A man could be completely healthy, but produce poor quality sperms. Some men may have more serious medical problems, such as low male sex hormones, or testosterone levels. Urogyn being equipped with full time urological facilities, as compare to most other centres where urologist is not available, boasts of being the best place for infertile couples having male factor infertility. Here, male partner is investigated and worked up to the last to find out viable sperms in the testis. Only when all the possiblities of having husband's sperms are ruled out, donor semen is used.
Semen analysis is a simple test to undertake and it measures number of sperms, their motility (ability to move), their morphology (size and shape), and the volume and consistency of the ejaculated sample with reasonable degree of accuracy.
Male partner will need to produce a semen sample by masturbation, following 3 days abstinence from ejaculation. He will be asked to collect the entire amount of ejaculate in a sterile specimen container in private room our centre. Semen sample will be analysed within one hour, in order to avoid compromising the quality of ejaculate.
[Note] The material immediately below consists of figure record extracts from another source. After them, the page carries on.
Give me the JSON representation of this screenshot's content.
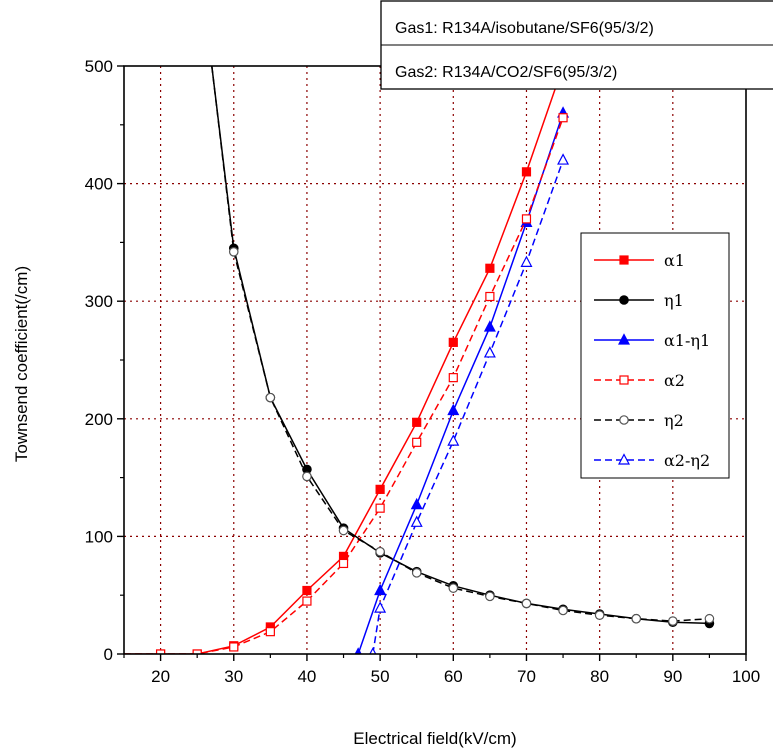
{
  "chart_data": {
    "type": "line",
    "xlabel": "Electrical field(kV/cm)",
    "ylabel": "Townsend coefficient(/cm)",
    "xlim": [
      15,
      100
    ],
    "ylim": [
      0,
      500
    ],
    "xticks": [
      20,
      30,
      40,
      50,
      60,
      70,
      80,
      90,
      100
    ],
    "yticks": [
      0,
      100,
      200,
      300,
      400,
      500
    ],
    "grid": true,
    "gas_labels": [
      "Gas1: R134A/isobutane/SF6(95/3/2)",
      "Gas2: R134A/CO2/SF6(95/3/2)"
    ],
    "legend_position": "right",
    "series": [
      {
        "name": "α1",
        "color": "#ff0000",
        "dash": "solid",
        "marker": "square-filled",
        "x": [
          15,
          20,
          25,
          30,
          35,
          40,
          45,
          50,
          55,
          60,
          65,
          70,
          75
        ],
        "y": [
          0,
          0,
          0,
          7,
          23,
          54,
          83,
          140,
          197,
          265,
          328,
          410,
          500
        ]
      },
      {
        "name": "η1",
        "color": "#000000",
        "dash": "solid",
        "marker": "circle-filled",
        "x": [
          27,
          30,
          35,
          40,
          45,
          50,
          55,
          60,
          65,
          70,
          75,
          80,
          85,
          90,
          95
        ],
        "y": [
          500,
          345,
          218,
          157,
          107,
          86,
          70,
          58,
          50,
          43,
          38,
          34,
          30,
          27,
          26
        ]
      },
      {
        "name": "α1-η1",
        "color": "#0000ff",
        "dash": "solid",
        "marker": "triangle-filled",
        "x": [
          47,
          50,
          55,
          60,
          65,
          70,
          75
        ],
        "y": [
          0,
          54,
          127,
          207,
          278,
          367,
          460
        ]
      },
      {
        "name": "α2",
        "color": "#ff0000",
        "dash": "dashed",
        "marker": "square-open",
        "x": [
          15,
          20,
          25,
          30,
          35,
          40,
          45,
          50,
          55,
          60,
          65,
          70,
          75
        ],
        "y": [
          0,
          0,
          0,
          6,
          19,
          45,
          77,
          124,
          180,
          235,
          304,
          370,
          456
        ]
      },
      {
        "name": "η2",
        "color": "#000000",
        "dash": "dashed",
        "marker": "circle-open",
        "x": [
          27,
          30,
          35,
          40,
          45,
          50,
          55,
          60,
          65,
          70,
          75,
          80,
          85,
          90,
          95
        ],
        "y": [
          500,
          342,
          218,
          151,
          105,
          87,
          69,
          56,
          49,
          43,
          37,
          33,
          30,
          28,
          30
        ]
      },
      {
        "name": "α2-η2",
        "color": "#0000ff",
        "dash": "dashed",
        "marker": "triangle-open",
        "x": [
          49,
          50,
          55,
          60,
          65,
          70,
          75
        ],
        "y": [
          0,
          39,
          112,
          181,
          256,
          333,
          420
        ]
      }
    ]
  }
}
Our andrologist will then assest semen appearance, colour, pH and presence of leucocytes. Sperms number (concentration) will be counted and the sperm motility (how fast sperm are moving) will be measured. A normal result would show a sperm count of at least 20 million sperm per mL, with at least half showing forward progressive movement.
The morphology (shape) of sperm is also assessed. If indicated, the sperm vitality can also be counted (the percentage of immotile sperms that are alive or dead) based on the effect of a dye on the sperm.
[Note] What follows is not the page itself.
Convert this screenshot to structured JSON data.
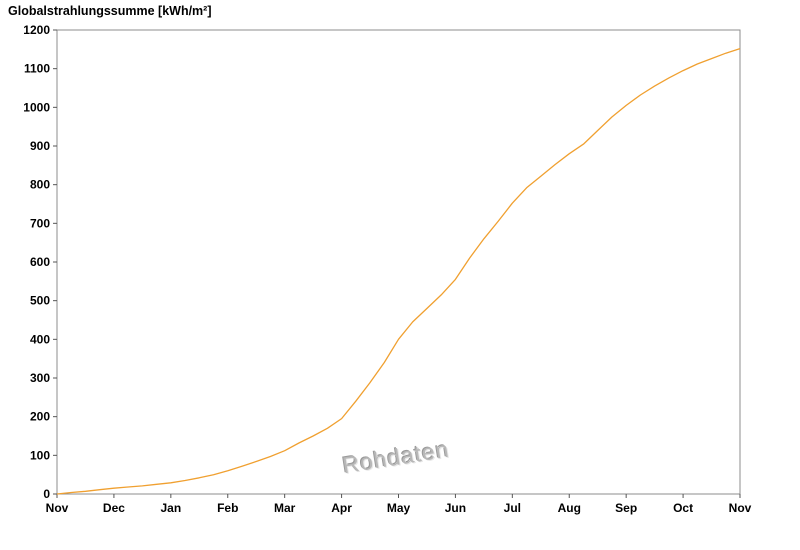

If we find abnormalities, we often require repeat tests to assess the type and degree of the problem, and wheather it is a persistent feature. Sperms have a life cycle of 72 days, so if you are ill or stressed during those 72 days, it can temporarily affect your sperm quality.
If you have a low sperm count, poor sperm movement, or high numbers of abnormally shaped sperm, then Intracytoplasmic Sperm Injection (ICSI) can be used as a part of your IVF treatment cycle.
Anti-sperm Antibodies:- If sperm stick to each other head-to-head, tail-to-tail or in a mixed way, this is known as agglutination, and the presence of sperm antibodies may be the cause. Put simply, that means you’ve developed antibodies against your own sperm, and it can significantly affect sperm penetration into the cervical mucus, and the success of any IVF treatment. ICSI is used to overcome this issue as well.
Sperm DNA testing:-
For some patients, we may recommend testing for DNA fragmentation within the sperm.
If you have experienced recurrent miscarriage, or several unsuccessful treatment cycles, this can help us diagnose and treat high levels of DNA fragmentation. It is also useful for men who have elevated leukocyte levels in the semen, have been exposed to toxic substances, are over 40 years of age, or have diabetes.
The SCSA (sperm chromatin structure assay) test measures the stability of the chromatin and provides an estimate of the level of DNA damage in the sperm.
Anti-oxidant therapy can be used to improve sperm health, or we may select the best sperm for ICSI treatment using Digital High Magnification of Sperm.
Blocked Vas Deferens:- If your vas deferens was cut during a vasectomy or if it is blocked, you may need surgery. A simpler procedure to collect sperm surgically may also be possible.